More of what caught our eye on the Rules and Open Government Committee agenda for February 13, 2013:

• Councilmember Xavier Campos wants to forge a sister city partnership with Guadalajara, Mexico. San Jose has seven other sister cities, which exchange delegates to learn about other cultures and form partnerships.

“The establishment of a sister city relationship with Guadalajara will only add to the existing economic and cultural exchanges occurring within our city and throughout the region,” he writes in his memo. “Many Jalisciense and their descendents have migrated and settle within the region while keeping relations with family in Jalisco, Mexico. These informal exchanges over the years have lead to the development of mom-and-pop businesses, the importing and exporting of goods, and the presents of a cultural identity in San Jose.”

Guadalajara shares more than familial ties with San Jose, Campos adds.
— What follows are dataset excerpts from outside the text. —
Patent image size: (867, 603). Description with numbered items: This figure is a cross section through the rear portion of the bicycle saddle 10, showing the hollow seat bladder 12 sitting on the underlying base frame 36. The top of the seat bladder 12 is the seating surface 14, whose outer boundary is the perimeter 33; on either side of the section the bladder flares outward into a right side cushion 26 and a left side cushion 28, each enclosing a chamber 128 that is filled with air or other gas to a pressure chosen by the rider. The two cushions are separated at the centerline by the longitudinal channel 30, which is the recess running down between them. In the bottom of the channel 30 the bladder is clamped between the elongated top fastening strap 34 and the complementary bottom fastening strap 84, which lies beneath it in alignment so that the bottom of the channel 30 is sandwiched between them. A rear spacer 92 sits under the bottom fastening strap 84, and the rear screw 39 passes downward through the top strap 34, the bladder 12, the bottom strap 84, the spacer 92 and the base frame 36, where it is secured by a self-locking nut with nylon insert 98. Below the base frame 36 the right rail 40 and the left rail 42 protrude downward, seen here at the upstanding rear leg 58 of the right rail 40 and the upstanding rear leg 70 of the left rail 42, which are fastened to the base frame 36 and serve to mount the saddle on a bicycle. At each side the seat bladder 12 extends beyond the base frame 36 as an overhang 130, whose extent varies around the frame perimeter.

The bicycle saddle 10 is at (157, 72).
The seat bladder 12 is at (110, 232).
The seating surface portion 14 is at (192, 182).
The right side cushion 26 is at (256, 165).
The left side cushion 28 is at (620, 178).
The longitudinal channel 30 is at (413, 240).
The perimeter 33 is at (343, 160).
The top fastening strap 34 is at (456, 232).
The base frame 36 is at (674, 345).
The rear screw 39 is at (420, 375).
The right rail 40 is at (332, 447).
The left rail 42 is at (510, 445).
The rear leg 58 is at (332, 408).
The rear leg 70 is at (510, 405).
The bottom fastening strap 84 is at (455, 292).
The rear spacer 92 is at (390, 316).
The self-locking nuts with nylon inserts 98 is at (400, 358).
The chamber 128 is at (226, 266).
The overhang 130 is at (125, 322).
“Lastly, the City of San Jose and the City of Guadalajara both share in common the presence of a large technology industry,” he says. “The current size of Guadalajara technology industry has many people calling it the Silicon Valley of Mexico.”

• A letter submitted to the public record asks the city to redefine what constitutes a quorum for boards and commissions in its municipal code. City Manager Debra Figone brought up the same issue at a January City Council meeting, the letter says, adding that the definition needs to be changed “so that the quorum is based on filled seats, not unfilled ones.” The definition would apply only to advisory commissions to prevent a minority from making policy changes.
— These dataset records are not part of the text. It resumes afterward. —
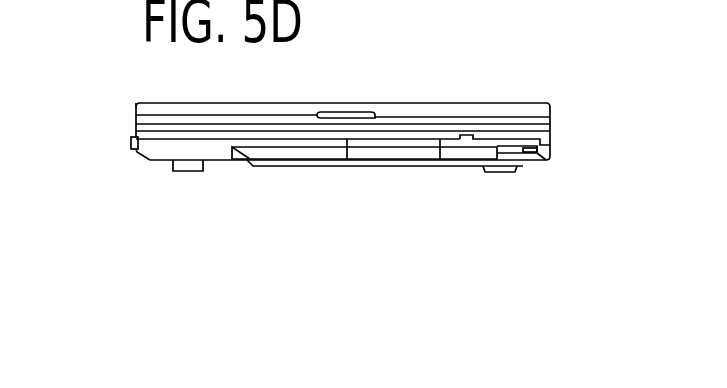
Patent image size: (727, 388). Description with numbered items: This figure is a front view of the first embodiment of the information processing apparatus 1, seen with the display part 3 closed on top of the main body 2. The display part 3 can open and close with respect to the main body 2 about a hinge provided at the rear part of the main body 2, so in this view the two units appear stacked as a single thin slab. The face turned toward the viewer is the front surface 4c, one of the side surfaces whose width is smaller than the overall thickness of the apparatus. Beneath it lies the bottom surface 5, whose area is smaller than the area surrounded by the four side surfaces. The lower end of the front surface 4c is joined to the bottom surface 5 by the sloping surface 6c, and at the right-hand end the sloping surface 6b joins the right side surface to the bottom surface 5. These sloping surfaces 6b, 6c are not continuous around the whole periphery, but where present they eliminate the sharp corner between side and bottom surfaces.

The information processing apparatus 1 is at (498, 45).
The main body 2 is at (552, 128).
The display part 3 is at (551, 108).
The front surface 4c is at (136, 124).
The bottom surface 5 is at (392, 167).
The sloping surface 6b is at (526, 163).
The sloping surface 6c is at (152, 162).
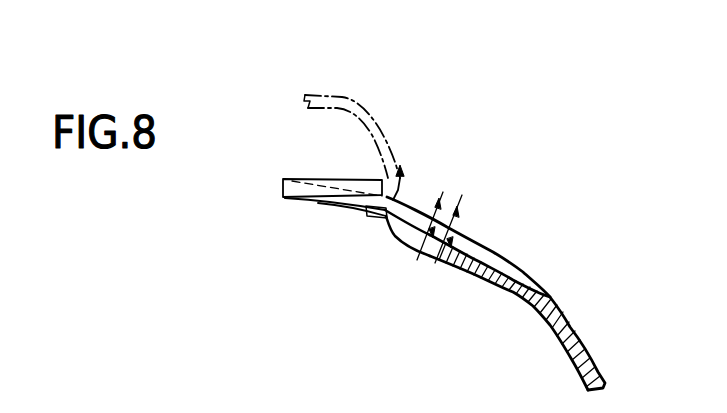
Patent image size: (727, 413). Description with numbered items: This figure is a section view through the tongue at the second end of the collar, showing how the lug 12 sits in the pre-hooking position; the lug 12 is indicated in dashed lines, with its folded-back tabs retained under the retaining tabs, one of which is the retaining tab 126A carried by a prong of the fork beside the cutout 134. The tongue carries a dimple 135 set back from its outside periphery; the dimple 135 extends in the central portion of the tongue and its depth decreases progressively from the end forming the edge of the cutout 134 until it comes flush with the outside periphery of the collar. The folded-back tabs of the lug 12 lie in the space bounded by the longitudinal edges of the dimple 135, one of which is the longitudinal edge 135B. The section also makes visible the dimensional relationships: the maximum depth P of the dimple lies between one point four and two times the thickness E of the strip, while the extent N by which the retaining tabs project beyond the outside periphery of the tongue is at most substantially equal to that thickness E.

The lug 12 is at (352, 98).
The retaining tab 126A is at (283, 188).
The cutout 134 is at (398, 246).
The dimple 135 is at (496, 252).
The longitudinal edge of the dimple 135B is at (518, 277).
The extent by which the retaining tabs project N is at (400, 190).
The maximum depth of the dimple P is at (443, 192).
The thickness of the strip E is at (463, 210).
“The best that a handful of ‘minority renegade’ commissioners could accomplish would be to write a letter which has to go through [the rules committee],” writes Martha O’Connell. “Having attended over 100 rules meetings, I am certain that its members would not be intimidated or swayed by being pelted by a barrage of letters even if they were made into paper airplanes.”

• David S. Wall, indefatigable letter-writer and council critic, put more of his thoughts on the public record. He again slams the mayor and council for allowing a homeless camp to persist, wonders where the “residents of Camp Chuck Sam! dispose of their raw sewage” and encourages city leaders to attend a community theater production.

WHAT: San Jose Rules and Open Government Committee meeting
WHEN: 2pm Wednesday
WHERE: City Hall, 200 E. Santa Clara St., San Jose
INFO: Kathy Carillo, 408.535.1254

Jennifer Wadsworth is the former news editor for San Jose Inside and Metro Silicon Valley. Follow her on Twitter at @jennwadsworth.

9 Comments

  1. I just looked at David S. Wall’s letters to the Council.

    I think I noticed the first few tents in the vacant area across the freeway from the airport just after the Water District and City kicked out the homeless out of the Guadalupe River.  I believe the larger area is bounded by the freeway, the river and the railroad line, so it’s mostly only an eyesore.

    Did anyone ever try to camp in that vacant area before?  I’ve always thought that the area was an eyesore before the tents, and it’s been an eyesore for a long time too.  If they leave it as it is, they’ll find it hard to keep the campers out, so maybe that’s something the parks foundation can address.  The rose garden. the baseball fields and that faux creek along Taylor that’s already falling into disrepair are not enough to fill that area.

    There is a rest room by the baseball field, but it might be locked at night.  I don’t intend to find out if it’s locked at night.

      • For starters, why are all the soccer fields on the other side of 17?  My understanding is that it’s OK to put athletic fields in in the glide path.  The land on the other side of the freeway is much more valuable, because it doesn’t have the same use restrictions as land in the glide path of an airport has.

        People aren’t likely to camp in the middle of an athletic field.

  2. I’m happy to share that while on the Parks Commission I suggested that soccer fields might be a good interim use for the area while plans to implement the full Master Plan for GRPG were moving forward. Unfortunately that idea never gained traction with stakeholders of the plan. I’m no longer on the Parks Commission and not bound by constraints of city policy and happy working with the Foundation to hear ideas about improving our parks, trails and public spaces.